- De Paur conducting

Background information
- Born: November 18, 1914 Summit, New Jersey, United States
- Died: November 7, 1998 (aged 83) Manhattan, New York, United States
- Genres: Classical; jazz; spirituals;
- Occupations: Choral director, composer, conductor
- Years active: 1936–1988

= Leonard De Paur =

Leonard Etienne De Paur (November 18, 1914 – November 7, 1998) was an American composer, choral director, and arts administrator.

== Early life ==
Leonard De Paur was born in Summit, New Jersey to Hettie Carson de Paur and Ernst Leonard. He moved to Jersey City with his mother, after his parents separated, and attended the local public schools. His musical studies began at the Manual Training Institute in Bordentown, New Jersey, where he played oboe and saxophone.

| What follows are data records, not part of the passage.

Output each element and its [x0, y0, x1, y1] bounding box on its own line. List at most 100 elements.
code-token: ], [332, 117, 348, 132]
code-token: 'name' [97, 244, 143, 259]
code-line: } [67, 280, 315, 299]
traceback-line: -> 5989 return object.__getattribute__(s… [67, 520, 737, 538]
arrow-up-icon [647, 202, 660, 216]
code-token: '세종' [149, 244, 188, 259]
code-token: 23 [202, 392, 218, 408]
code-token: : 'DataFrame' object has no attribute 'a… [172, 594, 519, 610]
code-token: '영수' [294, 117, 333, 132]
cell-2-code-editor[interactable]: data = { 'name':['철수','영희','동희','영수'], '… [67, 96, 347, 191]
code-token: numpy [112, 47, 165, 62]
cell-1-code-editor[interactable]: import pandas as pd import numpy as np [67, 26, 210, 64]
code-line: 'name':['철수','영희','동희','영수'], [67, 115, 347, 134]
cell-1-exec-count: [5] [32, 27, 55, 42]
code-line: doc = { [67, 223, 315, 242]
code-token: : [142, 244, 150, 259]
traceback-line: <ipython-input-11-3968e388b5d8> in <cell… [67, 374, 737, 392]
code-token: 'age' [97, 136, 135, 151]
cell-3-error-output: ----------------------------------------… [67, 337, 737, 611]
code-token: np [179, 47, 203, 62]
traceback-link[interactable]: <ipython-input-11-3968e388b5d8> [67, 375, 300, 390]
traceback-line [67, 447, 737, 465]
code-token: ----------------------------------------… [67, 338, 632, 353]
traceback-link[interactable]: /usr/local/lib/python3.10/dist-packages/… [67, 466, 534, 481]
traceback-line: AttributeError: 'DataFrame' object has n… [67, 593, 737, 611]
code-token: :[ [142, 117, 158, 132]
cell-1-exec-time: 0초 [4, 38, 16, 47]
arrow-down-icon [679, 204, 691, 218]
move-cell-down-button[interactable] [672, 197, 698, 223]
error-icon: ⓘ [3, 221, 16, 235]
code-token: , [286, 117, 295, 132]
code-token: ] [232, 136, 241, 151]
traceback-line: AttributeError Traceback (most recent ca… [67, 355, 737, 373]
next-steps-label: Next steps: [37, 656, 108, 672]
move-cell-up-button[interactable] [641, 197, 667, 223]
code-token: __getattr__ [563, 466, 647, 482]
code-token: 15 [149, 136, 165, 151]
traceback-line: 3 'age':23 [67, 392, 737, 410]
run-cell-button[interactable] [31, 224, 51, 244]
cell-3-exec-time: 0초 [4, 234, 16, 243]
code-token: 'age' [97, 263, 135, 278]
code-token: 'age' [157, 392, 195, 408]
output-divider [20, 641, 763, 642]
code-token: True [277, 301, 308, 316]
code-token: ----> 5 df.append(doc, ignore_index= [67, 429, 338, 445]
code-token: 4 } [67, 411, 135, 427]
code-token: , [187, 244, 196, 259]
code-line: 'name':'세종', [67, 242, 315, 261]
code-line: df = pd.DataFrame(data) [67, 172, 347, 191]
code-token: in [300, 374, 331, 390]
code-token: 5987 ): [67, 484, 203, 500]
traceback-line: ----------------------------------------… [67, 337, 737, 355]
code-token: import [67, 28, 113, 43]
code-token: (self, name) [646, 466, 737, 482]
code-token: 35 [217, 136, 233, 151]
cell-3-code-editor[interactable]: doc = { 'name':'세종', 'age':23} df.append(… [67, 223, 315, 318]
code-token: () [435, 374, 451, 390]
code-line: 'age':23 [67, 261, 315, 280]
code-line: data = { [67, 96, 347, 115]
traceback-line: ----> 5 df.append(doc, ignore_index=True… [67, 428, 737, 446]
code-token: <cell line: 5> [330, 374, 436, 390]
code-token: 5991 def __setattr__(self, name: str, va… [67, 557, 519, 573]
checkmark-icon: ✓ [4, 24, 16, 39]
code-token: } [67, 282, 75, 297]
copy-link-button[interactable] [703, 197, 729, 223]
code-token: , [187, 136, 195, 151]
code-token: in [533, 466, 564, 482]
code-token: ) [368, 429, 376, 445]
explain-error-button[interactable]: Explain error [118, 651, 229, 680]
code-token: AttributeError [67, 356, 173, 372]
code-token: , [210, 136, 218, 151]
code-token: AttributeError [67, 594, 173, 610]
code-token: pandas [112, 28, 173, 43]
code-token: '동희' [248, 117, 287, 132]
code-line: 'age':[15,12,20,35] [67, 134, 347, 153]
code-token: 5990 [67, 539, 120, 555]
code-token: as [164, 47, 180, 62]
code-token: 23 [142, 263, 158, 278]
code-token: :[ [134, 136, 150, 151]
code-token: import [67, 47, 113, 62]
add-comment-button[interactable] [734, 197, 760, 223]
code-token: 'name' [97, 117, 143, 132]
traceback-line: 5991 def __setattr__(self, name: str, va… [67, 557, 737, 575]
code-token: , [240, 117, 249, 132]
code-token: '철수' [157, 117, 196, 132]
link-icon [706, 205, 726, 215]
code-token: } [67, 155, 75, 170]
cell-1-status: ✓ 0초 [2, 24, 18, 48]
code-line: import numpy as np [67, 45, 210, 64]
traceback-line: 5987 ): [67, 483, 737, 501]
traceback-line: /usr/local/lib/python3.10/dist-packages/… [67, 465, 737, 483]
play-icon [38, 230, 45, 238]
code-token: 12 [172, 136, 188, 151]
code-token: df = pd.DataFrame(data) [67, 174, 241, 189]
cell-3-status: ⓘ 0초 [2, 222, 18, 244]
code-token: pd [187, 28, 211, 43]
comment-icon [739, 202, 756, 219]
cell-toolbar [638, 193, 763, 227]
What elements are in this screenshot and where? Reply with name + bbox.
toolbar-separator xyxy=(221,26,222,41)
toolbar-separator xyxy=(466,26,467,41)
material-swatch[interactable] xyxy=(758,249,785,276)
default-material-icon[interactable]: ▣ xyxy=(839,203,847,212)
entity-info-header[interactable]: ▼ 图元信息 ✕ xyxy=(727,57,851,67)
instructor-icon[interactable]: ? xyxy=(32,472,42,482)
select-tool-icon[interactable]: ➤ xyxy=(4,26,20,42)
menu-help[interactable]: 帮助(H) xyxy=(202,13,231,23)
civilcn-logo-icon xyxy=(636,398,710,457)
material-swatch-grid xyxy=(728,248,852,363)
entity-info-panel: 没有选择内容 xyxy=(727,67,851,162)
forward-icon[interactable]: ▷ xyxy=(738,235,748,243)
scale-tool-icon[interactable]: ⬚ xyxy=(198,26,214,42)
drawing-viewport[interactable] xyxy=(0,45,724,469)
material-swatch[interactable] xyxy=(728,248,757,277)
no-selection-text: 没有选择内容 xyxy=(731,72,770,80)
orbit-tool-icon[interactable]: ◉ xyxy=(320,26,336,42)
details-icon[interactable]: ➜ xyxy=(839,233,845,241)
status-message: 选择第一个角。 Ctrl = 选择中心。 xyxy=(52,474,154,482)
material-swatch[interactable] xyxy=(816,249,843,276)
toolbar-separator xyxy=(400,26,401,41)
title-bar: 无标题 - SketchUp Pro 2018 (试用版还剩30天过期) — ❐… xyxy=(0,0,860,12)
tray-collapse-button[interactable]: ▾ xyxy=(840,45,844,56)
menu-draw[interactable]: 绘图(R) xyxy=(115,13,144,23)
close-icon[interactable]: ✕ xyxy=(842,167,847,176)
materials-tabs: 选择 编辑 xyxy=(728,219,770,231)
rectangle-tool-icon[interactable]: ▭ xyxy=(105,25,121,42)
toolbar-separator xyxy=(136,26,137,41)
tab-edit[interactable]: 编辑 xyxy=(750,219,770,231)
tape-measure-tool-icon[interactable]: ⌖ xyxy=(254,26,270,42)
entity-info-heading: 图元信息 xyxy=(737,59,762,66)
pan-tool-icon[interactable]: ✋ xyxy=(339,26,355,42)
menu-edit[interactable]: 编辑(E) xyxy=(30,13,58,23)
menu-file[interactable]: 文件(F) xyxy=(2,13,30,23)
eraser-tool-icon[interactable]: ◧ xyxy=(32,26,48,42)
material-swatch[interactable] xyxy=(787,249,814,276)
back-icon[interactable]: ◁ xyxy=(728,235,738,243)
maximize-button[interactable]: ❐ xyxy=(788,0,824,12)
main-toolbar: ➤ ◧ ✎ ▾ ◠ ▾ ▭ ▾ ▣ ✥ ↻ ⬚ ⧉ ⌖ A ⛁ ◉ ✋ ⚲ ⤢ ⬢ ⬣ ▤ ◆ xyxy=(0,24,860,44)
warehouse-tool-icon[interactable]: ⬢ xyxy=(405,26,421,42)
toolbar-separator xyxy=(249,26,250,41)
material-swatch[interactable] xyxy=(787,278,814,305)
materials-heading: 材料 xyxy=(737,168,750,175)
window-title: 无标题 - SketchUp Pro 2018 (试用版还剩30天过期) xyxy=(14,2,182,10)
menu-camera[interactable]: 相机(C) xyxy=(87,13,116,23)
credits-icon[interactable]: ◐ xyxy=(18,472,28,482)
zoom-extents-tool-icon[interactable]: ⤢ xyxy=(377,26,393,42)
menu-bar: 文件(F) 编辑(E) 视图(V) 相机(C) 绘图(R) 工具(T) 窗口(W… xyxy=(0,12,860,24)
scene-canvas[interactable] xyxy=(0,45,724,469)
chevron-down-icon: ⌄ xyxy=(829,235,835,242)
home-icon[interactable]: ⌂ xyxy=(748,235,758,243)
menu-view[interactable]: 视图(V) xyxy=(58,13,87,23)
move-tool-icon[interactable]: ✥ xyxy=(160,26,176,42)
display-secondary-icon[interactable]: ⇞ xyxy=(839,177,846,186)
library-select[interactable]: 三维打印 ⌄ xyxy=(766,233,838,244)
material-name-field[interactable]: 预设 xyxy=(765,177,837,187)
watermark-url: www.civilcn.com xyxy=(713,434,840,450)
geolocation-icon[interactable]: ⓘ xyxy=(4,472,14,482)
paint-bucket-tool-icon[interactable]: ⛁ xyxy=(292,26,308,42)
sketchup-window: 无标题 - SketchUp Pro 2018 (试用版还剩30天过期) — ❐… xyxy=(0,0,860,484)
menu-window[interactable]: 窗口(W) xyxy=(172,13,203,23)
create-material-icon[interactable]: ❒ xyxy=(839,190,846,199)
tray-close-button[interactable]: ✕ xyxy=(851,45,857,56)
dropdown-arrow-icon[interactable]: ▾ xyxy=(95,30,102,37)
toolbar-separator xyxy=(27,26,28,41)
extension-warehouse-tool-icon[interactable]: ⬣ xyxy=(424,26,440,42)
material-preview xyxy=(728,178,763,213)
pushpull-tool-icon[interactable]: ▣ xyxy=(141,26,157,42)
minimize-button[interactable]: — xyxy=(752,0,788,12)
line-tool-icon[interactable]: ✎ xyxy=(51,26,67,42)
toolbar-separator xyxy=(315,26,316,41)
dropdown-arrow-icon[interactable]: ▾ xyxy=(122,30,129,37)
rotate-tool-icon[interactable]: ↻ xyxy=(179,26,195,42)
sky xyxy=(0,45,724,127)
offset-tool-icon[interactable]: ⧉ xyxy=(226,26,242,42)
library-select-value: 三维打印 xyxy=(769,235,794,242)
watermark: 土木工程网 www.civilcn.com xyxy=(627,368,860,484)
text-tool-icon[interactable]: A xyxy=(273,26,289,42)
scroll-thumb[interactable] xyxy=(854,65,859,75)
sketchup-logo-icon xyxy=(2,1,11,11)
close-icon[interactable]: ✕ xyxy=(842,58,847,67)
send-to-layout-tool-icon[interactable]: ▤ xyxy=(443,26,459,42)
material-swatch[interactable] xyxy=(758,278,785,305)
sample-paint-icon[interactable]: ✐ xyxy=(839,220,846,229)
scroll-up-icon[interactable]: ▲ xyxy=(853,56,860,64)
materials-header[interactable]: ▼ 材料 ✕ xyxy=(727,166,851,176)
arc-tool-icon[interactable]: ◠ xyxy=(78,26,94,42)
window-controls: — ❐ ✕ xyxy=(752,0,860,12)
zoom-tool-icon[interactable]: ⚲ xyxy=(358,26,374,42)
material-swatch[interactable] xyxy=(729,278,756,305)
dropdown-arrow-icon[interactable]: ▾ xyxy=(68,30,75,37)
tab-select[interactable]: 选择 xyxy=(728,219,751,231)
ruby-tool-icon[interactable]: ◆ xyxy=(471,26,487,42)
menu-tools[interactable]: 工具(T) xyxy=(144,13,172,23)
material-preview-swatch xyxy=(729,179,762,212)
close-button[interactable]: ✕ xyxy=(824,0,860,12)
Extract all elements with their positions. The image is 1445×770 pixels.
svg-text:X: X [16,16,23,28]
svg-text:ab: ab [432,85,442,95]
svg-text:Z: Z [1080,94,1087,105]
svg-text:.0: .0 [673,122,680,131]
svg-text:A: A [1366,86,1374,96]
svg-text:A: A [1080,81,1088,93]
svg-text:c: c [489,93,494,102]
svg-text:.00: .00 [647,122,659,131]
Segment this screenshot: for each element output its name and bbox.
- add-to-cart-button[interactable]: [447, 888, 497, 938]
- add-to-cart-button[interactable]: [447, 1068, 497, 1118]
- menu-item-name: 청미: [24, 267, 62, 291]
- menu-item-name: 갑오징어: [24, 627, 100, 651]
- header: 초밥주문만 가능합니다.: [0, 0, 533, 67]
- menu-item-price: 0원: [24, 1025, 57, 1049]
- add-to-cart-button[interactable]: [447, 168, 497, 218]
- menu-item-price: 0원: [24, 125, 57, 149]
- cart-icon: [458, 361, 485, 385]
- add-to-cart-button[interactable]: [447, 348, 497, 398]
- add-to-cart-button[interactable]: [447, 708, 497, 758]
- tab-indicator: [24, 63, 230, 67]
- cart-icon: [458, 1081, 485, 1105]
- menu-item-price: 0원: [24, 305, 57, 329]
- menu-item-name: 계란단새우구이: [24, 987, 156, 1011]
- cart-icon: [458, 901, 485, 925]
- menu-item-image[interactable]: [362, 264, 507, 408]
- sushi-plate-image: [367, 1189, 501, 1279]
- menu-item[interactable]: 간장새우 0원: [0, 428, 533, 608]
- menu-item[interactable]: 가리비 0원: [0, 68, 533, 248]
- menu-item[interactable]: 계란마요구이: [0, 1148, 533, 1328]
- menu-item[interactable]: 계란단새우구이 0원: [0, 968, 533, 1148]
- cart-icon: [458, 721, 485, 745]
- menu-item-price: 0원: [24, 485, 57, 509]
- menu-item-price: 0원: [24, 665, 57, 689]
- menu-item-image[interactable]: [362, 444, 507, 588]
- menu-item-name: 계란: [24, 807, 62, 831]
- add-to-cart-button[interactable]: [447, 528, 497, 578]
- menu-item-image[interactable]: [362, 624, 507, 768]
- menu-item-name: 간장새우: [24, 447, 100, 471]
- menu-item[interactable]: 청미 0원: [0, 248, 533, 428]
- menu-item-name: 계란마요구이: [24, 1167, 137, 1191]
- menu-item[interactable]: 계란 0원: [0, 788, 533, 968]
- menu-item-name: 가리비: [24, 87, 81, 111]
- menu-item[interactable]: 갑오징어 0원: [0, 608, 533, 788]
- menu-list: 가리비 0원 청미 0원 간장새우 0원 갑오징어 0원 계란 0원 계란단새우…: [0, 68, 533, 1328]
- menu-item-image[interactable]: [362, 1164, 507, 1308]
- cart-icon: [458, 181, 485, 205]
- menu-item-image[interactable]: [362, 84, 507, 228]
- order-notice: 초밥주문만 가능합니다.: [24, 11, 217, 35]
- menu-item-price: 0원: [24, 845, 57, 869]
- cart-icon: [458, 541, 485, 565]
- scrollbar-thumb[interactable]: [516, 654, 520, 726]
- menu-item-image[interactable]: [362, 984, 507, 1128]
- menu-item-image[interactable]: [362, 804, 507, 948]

He attended with Frederick Work, brother of John Wesley Work II and uncle of John Wesley Work III.

==Career==
De Paur began to compose and arrange while he was a member of the Hall Johnson Choir. He sang in the baritone section and served as assistant conductor alongside Jester Hairston. In 1936, De Paur became the musical director of the Negro Unit of the Federal Theater Project in New York City. During this time he was also enrolled at Columbia University and later went on to study at the Institute of Musical Arts, now the Juilliard School.

In 1941 he collaborated with the conductor Alexander Smallens and the orchestral accordionist John Serry Sr. in an oratorio production of Virgil Thomson's opera Four Saints in Three Acts at New York City's Town Hall. De Paur enlisted in the United States Army Air Forces in 1942, was promoted to Lieutenant, and became the music director of the play Winged Victory. During a stint in the infantry, he was assigned to an all male-chorus.
The De Paur Infantry Chorus was made up of 35 men from the 372nd Glee Club. Their performances consisted of art song repertory, Caribbean folk music, spirituals, work songs and military songs. In 1946, the De Paur Infantry Chorus was signed to Columbia Artists Management and Columbia Records. The chorus now consisted of men from the 372nd Glee Club, other branches of Armed services, and civilians. For ten years the De Paur Infantry Chorus was the top performing group at Columbia. In 1957, De Paur discontinued the chorus and produced the De Paur Opera Gala, which featured Virgil Thomson's Four Saints in Three Acts, George Gershwin's Porgy and Bess and Oscar Hammerstein's Carmen Jones.

In the early 1960s, the De Paur Chorus was formed to tour 18 African nations under the United States Information Agency. Shortly after the chorus disbanded in 1968, De Paur became the associate director of the Lincoln Center International Choral Festival. A few years later he was named the director of community relations. He created the Lincoln Center Out-of-Doors Festival and the Community Holiday Concert Series. He retired from the Lincoln Center in 1988.

During his career De Paur received honorary Doctor of Music degree from Lewis and Clark College. He was the recipient of the University of Pennsylvania Glee Club Award of Merit and an honorary member of the Morehouse College Glee Club.

De Paur died in Manhattan on November 7, 1998.